# Partition - Startsektor setzen



## chmee (17. Januar 2008)

Moin moin, nun sitze ich hier und justiere mein RAID5. Nach einigem Lesen bei MS und anderen Seiten stehe ich nun vor dem Problem, dass der Startsektor natürlich "nicht-XP-üblich" gesetzt werden muss, also zB 2048 anstatt 63.

Ich habe bis Dato kein Programm gefunden, wo ich auf die MBR zugreifen und jeweilige Daten ändern kann. Abgesehen davon habe ich es gerade mit nem Hex-Editor versucht, aber da muss doch einiges mehr geändert werden als nur der Startsektor. +#Grummel#+

Also - 

1. Schaut doch mal auf Euren XP-Systemen, welche Diskpart-Version da läuft.
Einfach mal in der Eingabeaufforderung *DISKPART* eingeben, da steht die Versionsnummer.

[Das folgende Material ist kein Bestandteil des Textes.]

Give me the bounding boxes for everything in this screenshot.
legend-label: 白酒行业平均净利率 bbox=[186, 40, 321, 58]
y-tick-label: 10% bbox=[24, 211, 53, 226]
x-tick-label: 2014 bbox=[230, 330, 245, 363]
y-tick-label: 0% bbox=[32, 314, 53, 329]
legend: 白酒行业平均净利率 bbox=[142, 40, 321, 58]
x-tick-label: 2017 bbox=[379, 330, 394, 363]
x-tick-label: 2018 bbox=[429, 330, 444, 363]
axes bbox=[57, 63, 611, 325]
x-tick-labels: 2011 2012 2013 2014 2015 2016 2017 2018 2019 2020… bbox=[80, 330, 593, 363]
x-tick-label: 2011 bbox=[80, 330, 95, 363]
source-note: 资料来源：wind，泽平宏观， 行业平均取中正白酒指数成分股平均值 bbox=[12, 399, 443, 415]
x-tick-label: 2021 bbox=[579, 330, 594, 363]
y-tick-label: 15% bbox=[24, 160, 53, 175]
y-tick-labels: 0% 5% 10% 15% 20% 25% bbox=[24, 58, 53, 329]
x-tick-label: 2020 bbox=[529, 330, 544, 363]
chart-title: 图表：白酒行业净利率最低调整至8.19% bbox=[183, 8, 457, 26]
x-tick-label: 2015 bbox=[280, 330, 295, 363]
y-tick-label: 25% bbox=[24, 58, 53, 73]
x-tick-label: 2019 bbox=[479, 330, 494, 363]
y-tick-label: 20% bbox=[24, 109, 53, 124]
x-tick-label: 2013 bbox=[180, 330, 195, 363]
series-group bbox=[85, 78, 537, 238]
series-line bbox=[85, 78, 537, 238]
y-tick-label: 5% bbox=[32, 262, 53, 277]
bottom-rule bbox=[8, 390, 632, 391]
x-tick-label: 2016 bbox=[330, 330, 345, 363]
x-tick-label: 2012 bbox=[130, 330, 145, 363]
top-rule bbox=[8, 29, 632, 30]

2. Vielleicht hat jemand praktisches Wissen und kann mir einen Lösungsweg weisen.

Danke und mfg chmee


----------



## Raubkopierer (17. Januar 2008)

Mh... also ich kann einfach Daten in meinen MBR schreiben. Und auch entsprechend auslesen. Also sollte es doch kein Problem sein den aktuellen MBR runterzuladen und per Hex-Editor die jeweiligen Daten zu ändern.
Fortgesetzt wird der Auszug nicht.